Monsieur le Président,
Depuis le dernier CSEC ordinaire du mois de juin, notre CEO a pris ses fonctions et a rencontré les organisations syndicales françaises pour partager sa vision du Groupe, ainsi que sa lecture du contexte économique et politique en France et en Europe.
Les annonces de Mr Antonio Filosa concernant les volumes d’embauches pour cette fin d’année, ainsi que les perspectives pour 2026, redonnent de l’espoir. Elles répondent en partie à une inquiétude constante de FO quant à notre pyramide des âges et à la capacité de notre Groupe à transmettre ses savoir-faire à une nouvelle génération.
Cependant, nos préoccupations au sujet du “paquebot France” demeurent intactes. Sans un plan stratégique clair, sans une véritable vision et surtout sans un cap ferme pour défendre nos emplois, nous avons le sentiment d’un navire qui dérive lentement vers des eaux troubles.
La présentation du dernier Comité Parité Stratégique qui pour FO est indispensable et dont la qualité, tant dans la préparation que dans l’exposé, est à souligner laisse néanmoins une zone d’ombre pour un certain nombre d’établissements de l’Hexagone.
Nous tenions d’ailleurs, par cette déclaration, à vous remercier, vous et vos équipes, pour la confiance que vous nous accordez dans cette présentation.

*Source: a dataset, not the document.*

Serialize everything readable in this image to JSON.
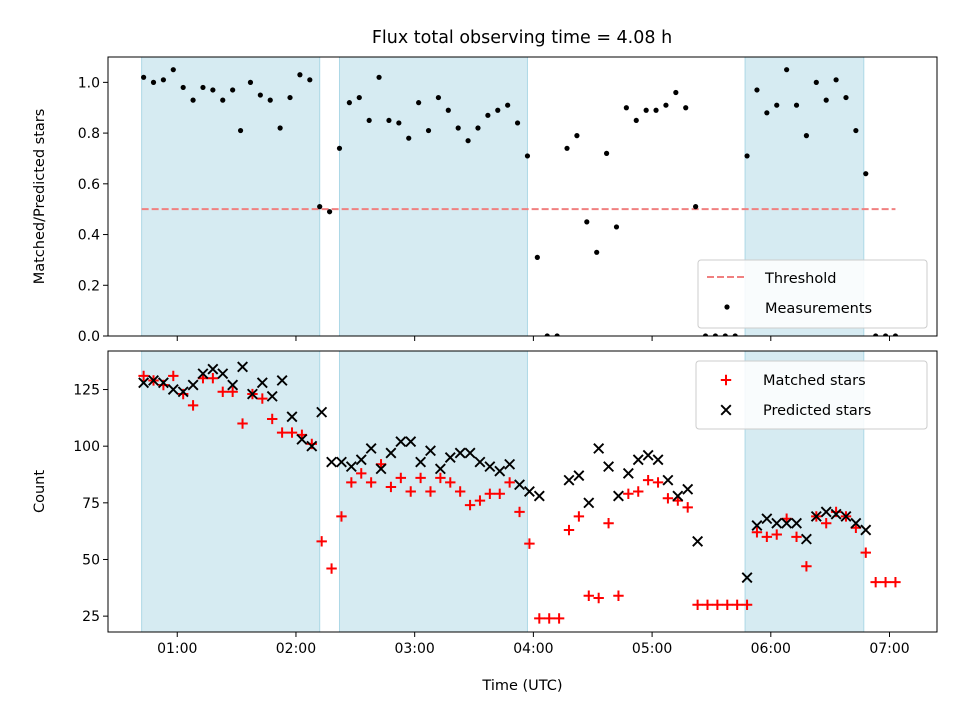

Ces données sont essentielles : elles permettent au dialogue social de réellement prendre tout son sens lors des PMT sur les sites. Les élus comme les salariés ont besoin d’une vision globale pour comprendre ce qui se joue pour chacun d’eux.
Une présentation trop « macro » serait dangereuse pour le moral des équipes. Nous traversons déjà des moments difficiles, avec notamment l’arrêt de l’activité du site de Douvrin. Oui, la transition énergétique est nécessaire. Mais elle provoque aussi des drames sociaux et humains qu’il est impossible d’ignorer.
FO souhaite néanmoins vous alerter sur la mise en œuvre, sur le terrain, de plusieurs données factuelles. La course mortifère au Total Productive Cost menée par les équipes dédiées conduit à des situations qui n’ont ni sens moral, ni sens éthique.
Dernièrement, des références de pièces en Forge ont quitté la France pour Tofas en Turquie pour… un écart d’un centime d’euro par pièce.
En Fonderie, les volumes sont remis en question pour dix centimes d’écart avec des pièces venues de Chine.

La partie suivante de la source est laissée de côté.